光电耦合离子反俘获实现电致变色氧化物与器件性能恢复的研究

电致变色技术因能够动态调节光与热，在节能、显示等领域有很大的应用前景。提高电致变色材料与器件的稳定性与可逆性一直以来是电致变色领域的研究重点。电致变色非晶氧化物在长期循环过程中发生的离子俘获是造成其性能衰减的重要原因之一。尽管已报道的恒电流、恒电压方法可以通过离子反俘获多次有效地使电致变色非晶氧化物性能恢复，但都需长时间的高电压作用，而这会导致有机电解质分解以及多层电致变色器件中其它膜层的损坏。为了解决上述问题，本论文发展了一种全新的离子反俘获方法—光电耦合法，即施加恒压过程中辅以紫外光照射，或电化学循环过程中直接进行紫外光照射。论文具体研究内容与成果如下：

首先，以非晶WO₃为主要研究对象，系统地探究了光电耦合实现离子反俘获的条件、形式和影响因素。结果表明紫外光与恒压共同作用可以在降低恒压大小的前提下使WO₃性能恢复，但紫外光波长与功率、恒压大小以及光电耦合作用时间都会影响其离子反俘获效果。此外，在WO₃循环过程中直接进行紫外光照也能实现离子反俘获，使WO₃性能得到动态恢复。

其次，利用多种表征手段并结合电流密度曲线分析，揭示了光电耦合对非晶WO₃的离子反俘获机理。研究表明光电耦合能够有效分解浅层陷阱离子俘获生成的正交相Li₂WO₄晶粒以及深层陷阱离子俘获生成的W⁴⁺-Li₂WO₄耦合物、非晶Li₂WO₄和W⁴⁺-Li₂O耦合物，成功释放被浅层陷阱和深层陷阱俘获的Li离子，从而恢复WO₃薄膜性能。并且WO₃在光电耦合过程中的电流密度曲线前段出现的波谷可被视为离子反俘获的重要特征。
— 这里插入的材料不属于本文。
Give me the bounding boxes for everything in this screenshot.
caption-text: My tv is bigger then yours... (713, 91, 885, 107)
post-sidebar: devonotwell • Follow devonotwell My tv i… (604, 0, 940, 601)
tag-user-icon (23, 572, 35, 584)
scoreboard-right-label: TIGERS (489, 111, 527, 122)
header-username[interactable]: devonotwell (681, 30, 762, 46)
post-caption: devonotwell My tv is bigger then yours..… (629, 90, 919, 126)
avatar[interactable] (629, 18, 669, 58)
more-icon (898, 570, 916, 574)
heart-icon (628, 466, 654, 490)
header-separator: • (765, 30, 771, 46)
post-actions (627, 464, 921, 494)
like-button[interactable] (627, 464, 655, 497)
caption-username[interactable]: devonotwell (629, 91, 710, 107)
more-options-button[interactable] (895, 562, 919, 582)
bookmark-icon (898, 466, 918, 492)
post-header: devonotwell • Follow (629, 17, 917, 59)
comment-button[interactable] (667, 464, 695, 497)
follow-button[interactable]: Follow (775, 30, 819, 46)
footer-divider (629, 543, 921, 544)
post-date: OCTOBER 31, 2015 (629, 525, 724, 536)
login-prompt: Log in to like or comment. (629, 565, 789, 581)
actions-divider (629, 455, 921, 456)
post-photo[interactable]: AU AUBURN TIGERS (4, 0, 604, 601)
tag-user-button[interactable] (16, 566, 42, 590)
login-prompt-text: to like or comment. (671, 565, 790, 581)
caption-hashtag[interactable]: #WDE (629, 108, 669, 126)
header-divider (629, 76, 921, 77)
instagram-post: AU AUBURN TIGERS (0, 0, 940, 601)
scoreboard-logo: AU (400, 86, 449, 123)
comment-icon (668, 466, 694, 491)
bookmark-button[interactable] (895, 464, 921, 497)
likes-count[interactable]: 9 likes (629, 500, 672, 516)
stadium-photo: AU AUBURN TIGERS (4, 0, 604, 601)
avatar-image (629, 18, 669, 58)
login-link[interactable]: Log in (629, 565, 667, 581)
最后，通过将光电耦合离子反俘获法扩展到电致变色器件和其他阴极电致变色非晶氧化物中，结果表明光电耦合离子反俘获具有普适性。但由于不同非晶金属氧化物及其器件在循环过程中展现出不同的离子俘获特点，因此需要不同的紫外光与恒压共同组合才能达到最优的离子反俘获效果。

本论文的研究工作证实了光电耦合离子反俘获的可行性与普适性，为提高电致变色氧化物及器件循环寿命做出了有益的探索，同时也为电致变色非晶氧化物中离子俘获和反俘获的机理研究提供了新的思路。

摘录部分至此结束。